Shares in Nokia fell 14 per cent on Friday after its announcement of a strategic allegiance with Microsoft failed to convince investors that the handset maker could fight back against Apple and Google in the smartphone market.
Stephen Elop, who left Microsoft to take over as Nokia chief executive last year, said the deal offered the best chance for the two companies to create a software platform capable of challenging Apple’s iOS and Google’s Android operating systems.
“It’s now a three-horse race,” he told investors in London, declaring that Microsoft’s Windows platform would become Nokia’s main operating system.
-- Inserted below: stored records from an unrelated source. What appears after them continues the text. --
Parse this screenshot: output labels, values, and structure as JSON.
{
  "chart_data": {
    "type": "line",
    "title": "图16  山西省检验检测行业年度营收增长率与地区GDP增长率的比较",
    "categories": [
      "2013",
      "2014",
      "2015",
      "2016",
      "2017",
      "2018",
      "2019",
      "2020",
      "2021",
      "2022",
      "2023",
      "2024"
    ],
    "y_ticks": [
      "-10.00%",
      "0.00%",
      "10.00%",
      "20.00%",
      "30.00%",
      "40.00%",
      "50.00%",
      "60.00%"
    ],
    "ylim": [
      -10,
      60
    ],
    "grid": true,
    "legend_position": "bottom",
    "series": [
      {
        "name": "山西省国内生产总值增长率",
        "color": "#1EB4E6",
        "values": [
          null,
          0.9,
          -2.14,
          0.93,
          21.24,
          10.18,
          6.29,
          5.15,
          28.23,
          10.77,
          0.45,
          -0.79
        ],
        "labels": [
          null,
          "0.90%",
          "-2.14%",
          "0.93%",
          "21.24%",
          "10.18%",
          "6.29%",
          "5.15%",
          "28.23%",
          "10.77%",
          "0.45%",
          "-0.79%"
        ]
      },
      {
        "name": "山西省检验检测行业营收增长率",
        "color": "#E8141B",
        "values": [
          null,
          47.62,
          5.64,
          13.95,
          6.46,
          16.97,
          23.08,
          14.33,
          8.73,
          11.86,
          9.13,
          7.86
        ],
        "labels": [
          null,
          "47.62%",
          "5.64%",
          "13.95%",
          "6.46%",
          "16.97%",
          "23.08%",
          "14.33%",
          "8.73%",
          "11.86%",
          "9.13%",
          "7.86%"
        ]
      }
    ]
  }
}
But investors were alarmed by his warning that the Finnish group faced two years of transition and “significant uncertainty” over margins and profit as it worked to implement the strategy.
There was disappointment over a lack of detailed commitment to cutting Nokia’s research and development costs – by far the highest in the mobile industry – which had been assumed to be one of the main benefits of striking a software partnership.
More broadly, analysts questioned what was to be gained from a combination of two jaded brands that have both been put in the shade by Apple and Google.
Pierre Ferragu, analyst at Bernstein, said that, given the widely accepted need for Nokia to become nimbler and less bureaucratic, a partnership with “another heavy giant” such as Microsoft “doesn’t sound like the right remedy”.